Where the government goes from here is an open question, but there is an old saying that if you find yourself at the bottom of a hole, the first thing you do is to stop digging, writes Mark Winfield.
Dec 26, 2019 Opinion by Mark Winfield (Professor of Environmental Studies at York University)
A defining feature of Ontario politics in the aftermath of the October federal election has been the emergence of a rebranded version of Doug Ford’s Progressive Conservative government.
The bombastic, aggressive tone of the government’s first year in office has, for now, been replaced by one of moderation.
But there’s been one notable exception to the Ford government’s supposed willingness to change direction. On environmental and energy issues, the government remains on the same path of disruption and destruction that defined its first piece of legislation that dismantled the previous government’s climate change strategy.

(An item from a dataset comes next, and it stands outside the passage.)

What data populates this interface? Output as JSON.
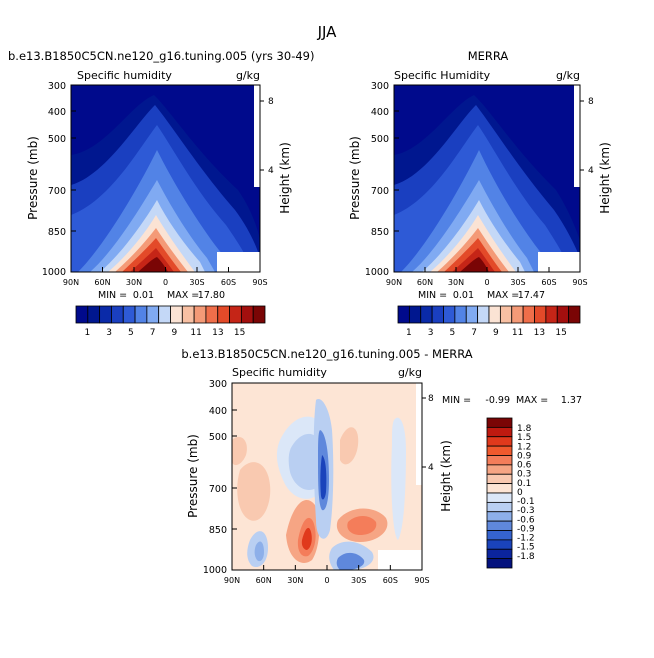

That point was highlighted again in the provincial auditor’s recent report. The report from the auditor, whose office has taken on the former environmental commissioner’s responsibilities, makes clear that there are major gaps in the government’s so-called made-in-Ontario environmental strategy tabled last year.
In addition to highlighting the gaping holes in the government’s climate change plans, the report highlighted a host of other environmental challenges facing Ontario, including ongoing urban sprawl, air pollution, water quality and biodiversity protection.
Rather than changing direction in response to the auditor’s report, the government’s assault on the environment seems to be continuing. Its most recent iteration is Bill 132, a massive omnibus bill ostensibly aimed at reducing “red tape” adopted last week. Buried in its details is an attempt to undo the previous Liberal government’s moratorium on neonicotinoid pesticides, widely identified as posing serious risks to pollinators.
Other provisions of the act weaken the rules around forestry operations, mining, water taking, gravel pits and quarries and pollution.
The government is moving forward with a parallel proposal that would dismantle the province’s regulatory framework for controlling industrial water pollution, first established in the early 1990s as the Municipal-Industrial Strategy for Abatement (MISA) program.